April 2017 – Silverton Consulting

Quantum computing at our doorsteps

Posted on April 30, 2017 by Ray in Processing performance, Strategic Inflection Points, Visionary leadershp

Read an article the other day in MIT’s Technical Review, Google’s new chip is a stepping stone to quantum computing… about Google’s latest endeavor to create quantum computers. Although, digital logic or classical electronic computation has been around since mid last century, quantum logic does things differently and there are many problems that are easier to compute with quantum computing that take much longer to solve with digital computing.

Qubits are weird

Classical or digital electronic computation follows the more physical mechanistic view of the world (for the most part) and quantum computing follows the quantum mechanical view of the world. Quantum computing uses quantum bits or Qubits and the device that Google demonstrated has a 2X3 matrix of qubits, 6 in total.

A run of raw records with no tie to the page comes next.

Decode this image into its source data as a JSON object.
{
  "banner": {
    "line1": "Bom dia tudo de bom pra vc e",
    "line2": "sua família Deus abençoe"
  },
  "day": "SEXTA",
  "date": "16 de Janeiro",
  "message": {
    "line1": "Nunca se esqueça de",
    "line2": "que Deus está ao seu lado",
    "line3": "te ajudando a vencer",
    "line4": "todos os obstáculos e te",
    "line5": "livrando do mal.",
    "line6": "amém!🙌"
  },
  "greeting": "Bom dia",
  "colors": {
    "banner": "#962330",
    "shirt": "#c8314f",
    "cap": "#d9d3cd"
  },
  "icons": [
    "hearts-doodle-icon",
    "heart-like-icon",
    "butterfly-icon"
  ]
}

Unlike a bit, which (theoretically)is a two state system that can only take on the values of 0 and 1, a qubit is a two level system but it can take on an infinitely many number of different states in reality. In practice, with a qubit, there are always two states that are distinguishable from one another but they can be any two states of the infinitely many states they can take on.

Also, reading out the state value of a qubit can be a probabilistic endeavor and can impact the “value” of the qubit that is read out afterwards.

There’s more to quantum computing and I am certainly no expert. So if your interested, I suggest starting with this Arxiv article.

Faster quantum algorithms

In any case some difficult and time consuming arenas of classical computation seem to be easier and faster with quantum computation. For example,

Factoring large numbers – in classical computation this process takes an amount of time that is exponential to the number of bits in the “large number”, where “B” is number of bits and “E” epsilon is a constant >0, the best current algorithms take O([1+E]**B) time. But Shor’s quantum factorization algorithm takes only O(B**3) time, which is considerably faster for large numbers. This is important because RSA cryptography and most key exchange algorithms in use today, base their security on the difficulty of factoring large numbers. (See Wikipedia article on Integer Factorization for more information.
Searching an unstructured list – in classical computation for a list of N items, it takes on the O(N). But Grover’s quantum search algorithm only takes O(sort[N]) which is considerably faster for large lists. (See Arxiv paper for more information.)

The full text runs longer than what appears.